Community Property States
Generally speaking, in community property states, debt incurred by a spouse for the benefit of the family is considered a “community” debt, and therefore the spouse is responsible for repaying that debt. All assets and earned income acquired during a marriage is divided in half, with each partner owning fifty-percent. Thus, the debt acquired is considered the same way – half and half. If the assets do not cover the debt, the surviving spouse will be liable for their community debt. However, each state writes its own legislation, making it imperative that you consult with an attorney in your state to understand your rights and liabilities.

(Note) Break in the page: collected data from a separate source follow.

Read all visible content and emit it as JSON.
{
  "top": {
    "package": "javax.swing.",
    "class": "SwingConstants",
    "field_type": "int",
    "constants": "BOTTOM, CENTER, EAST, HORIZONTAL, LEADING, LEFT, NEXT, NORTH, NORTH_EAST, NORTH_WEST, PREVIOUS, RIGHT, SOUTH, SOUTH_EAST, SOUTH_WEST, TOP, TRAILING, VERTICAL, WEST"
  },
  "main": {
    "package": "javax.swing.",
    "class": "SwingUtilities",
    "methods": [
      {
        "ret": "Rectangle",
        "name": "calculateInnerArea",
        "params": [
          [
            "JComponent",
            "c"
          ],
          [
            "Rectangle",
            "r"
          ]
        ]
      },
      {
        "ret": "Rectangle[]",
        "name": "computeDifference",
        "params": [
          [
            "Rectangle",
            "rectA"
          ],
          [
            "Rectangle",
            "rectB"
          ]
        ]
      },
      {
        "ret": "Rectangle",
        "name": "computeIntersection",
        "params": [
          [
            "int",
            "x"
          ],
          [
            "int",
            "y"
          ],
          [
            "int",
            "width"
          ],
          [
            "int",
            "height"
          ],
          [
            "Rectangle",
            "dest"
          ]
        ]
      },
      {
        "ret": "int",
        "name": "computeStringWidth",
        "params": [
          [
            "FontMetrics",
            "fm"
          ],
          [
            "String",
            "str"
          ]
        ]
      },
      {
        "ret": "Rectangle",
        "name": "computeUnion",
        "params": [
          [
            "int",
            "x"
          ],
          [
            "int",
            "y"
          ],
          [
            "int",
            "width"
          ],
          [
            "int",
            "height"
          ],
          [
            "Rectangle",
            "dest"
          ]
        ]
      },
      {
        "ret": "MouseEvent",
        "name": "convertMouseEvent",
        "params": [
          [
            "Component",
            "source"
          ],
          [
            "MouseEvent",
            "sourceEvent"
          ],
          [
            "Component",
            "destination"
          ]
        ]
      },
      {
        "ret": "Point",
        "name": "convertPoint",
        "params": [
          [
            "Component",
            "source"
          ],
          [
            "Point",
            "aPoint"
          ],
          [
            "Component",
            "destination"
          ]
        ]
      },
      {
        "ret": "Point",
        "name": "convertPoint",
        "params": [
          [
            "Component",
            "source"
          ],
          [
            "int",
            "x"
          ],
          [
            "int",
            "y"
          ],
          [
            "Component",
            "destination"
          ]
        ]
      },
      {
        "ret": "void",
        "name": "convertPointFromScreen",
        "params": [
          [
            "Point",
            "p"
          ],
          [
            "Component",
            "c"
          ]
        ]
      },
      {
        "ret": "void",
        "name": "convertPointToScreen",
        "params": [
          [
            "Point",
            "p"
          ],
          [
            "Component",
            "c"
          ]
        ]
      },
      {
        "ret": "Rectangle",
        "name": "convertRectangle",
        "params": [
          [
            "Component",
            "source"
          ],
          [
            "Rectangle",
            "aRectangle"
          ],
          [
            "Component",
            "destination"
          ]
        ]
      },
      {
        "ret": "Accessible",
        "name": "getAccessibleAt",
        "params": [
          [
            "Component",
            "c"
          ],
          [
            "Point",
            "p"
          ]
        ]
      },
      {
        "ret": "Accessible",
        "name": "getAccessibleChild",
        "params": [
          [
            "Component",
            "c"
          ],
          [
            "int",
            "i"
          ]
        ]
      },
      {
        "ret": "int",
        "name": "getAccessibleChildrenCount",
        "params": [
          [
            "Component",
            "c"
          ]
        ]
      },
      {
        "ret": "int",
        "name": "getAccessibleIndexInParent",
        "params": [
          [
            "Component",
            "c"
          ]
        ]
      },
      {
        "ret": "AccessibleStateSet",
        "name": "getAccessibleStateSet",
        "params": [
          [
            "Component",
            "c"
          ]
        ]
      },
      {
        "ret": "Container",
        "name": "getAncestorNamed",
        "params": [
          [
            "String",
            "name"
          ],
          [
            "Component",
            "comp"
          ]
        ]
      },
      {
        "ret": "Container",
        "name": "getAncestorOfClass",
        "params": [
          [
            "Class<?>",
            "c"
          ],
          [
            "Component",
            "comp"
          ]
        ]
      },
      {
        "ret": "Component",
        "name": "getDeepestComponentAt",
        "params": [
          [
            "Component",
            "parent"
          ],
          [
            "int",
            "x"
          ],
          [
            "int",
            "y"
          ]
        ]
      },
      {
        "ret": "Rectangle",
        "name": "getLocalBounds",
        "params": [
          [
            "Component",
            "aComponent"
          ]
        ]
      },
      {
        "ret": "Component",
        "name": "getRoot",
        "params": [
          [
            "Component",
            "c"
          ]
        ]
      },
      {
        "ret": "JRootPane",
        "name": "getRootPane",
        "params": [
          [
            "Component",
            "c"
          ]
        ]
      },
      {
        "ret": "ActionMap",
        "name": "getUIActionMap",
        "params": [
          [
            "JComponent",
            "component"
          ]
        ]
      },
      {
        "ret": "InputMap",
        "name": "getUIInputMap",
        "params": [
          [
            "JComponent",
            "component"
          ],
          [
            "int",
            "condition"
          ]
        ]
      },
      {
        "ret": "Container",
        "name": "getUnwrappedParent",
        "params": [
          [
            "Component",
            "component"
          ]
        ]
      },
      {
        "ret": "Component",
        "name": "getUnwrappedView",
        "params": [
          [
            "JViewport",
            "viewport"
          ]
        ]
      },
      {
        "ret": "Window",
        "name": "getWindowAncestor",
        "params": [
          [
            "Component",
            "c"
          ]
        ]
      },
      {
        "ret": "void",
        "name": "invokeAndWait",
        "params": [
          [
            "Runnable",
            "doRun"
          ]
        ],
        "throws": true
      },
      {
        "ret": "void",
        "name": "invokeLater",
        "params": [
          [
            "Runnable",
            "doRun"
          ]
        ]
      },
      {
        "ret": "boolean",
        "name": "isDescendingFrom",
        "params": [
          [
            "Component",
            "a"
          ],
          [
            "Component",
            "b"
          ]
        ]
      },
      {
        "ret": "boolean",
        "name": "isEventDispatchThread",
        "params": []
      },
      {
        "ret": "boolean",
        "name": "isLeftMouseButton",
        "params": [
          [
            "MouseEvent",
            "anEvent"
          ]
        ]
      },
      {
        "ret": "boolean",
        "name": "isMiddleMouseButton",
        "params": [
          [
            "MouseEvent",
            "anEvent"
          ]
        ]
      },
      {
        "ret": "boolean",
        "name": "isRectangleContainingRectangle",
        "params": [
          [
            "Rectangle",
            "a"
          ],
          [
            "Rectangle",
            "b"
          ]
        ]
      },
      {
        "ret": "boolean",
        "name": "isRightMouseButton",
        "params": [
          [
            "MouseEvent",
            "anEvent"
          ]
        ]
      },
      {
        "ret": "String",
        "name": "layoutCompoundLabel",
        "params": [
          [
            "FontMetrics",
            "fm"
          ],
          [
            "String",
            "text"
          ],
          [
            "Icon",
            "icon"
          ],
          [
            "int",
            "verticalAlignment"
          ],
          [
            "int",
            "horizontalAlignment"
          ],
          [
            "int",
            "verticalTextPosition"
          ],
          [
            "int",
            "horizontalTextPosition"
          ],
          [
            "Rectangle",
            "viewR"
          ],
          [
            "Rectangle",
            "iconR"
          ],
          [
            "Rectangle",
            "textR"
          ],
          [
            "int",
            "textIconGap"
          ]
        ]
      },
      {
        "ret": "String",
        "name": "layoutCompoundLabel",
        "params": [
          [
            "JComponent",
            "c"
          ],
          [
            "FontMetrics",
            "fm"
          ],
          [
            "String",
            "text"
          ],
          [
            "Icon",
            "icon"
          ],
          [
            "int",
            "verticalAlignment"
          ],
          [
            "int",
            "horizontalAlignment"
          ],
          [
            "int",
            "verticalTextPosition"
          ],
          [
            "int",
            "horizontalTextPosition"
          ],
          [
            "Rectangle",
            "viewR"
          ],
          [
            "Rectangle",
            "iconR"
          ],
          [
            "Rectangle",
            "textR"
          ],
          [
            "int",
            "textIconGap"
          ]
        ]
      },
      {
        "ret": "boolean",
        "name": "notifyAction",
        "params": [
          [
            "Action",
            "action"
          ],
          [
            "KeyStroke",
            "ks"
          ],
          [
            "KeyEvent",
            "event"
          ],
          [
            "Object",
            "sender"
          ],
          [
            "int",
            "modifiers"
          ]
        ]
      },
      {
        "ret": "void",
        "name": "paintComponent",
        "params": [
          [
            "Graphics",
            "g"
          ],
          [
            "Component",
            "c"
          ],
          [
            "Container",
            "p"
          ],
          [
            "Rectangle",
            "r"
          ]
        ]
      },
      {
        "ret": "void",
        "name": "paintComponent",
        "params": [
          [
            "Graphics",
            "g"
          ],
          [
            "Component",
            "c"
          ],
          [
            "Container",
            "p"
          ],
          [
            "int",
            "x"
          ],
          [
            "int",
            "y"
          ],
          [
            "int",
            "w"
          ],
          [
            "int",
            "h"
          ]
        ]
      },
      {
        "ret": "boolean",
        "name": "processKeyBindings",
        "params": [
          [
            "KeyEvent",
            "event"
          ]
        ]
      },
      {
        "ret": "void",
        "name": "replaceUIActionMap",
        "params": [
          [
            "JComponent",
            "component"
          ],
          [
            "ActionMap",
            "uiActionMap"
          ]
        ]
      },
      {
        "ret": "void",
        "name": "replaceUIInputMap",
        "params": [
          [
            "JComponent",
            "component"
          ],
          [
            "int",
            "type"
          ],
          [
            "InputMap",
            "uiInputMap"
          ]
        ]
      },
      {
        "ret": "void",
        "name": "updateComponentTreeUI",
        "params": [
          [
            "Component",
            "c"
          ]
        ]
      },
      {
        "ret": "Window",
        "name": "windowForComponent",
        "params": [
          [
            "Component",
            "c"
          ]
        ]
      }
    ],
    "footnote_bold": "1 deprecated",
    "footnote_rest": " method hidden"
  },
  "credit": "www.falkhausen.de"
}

* Community property states include: Alaska, Arizona, California, Idaho, Louisiana, Nevada, New Mexico, Texas, Washington, and Wisconsin

Debt of Parents
Children are not obligated to cover the debt of their parents, unless they’re a party to the contract. In that case, they are not inheriting debt; it’s their debt in the first place. Creditors who try to collect such debts may be subject to claims under the Federal Fair Debt Collection Practices Act and state consumer protection laws.

One last consideration is to check with the credit card company for any insurance coverage that may be applied to the account. You may find that the debt will be taken care of by an insurance policy.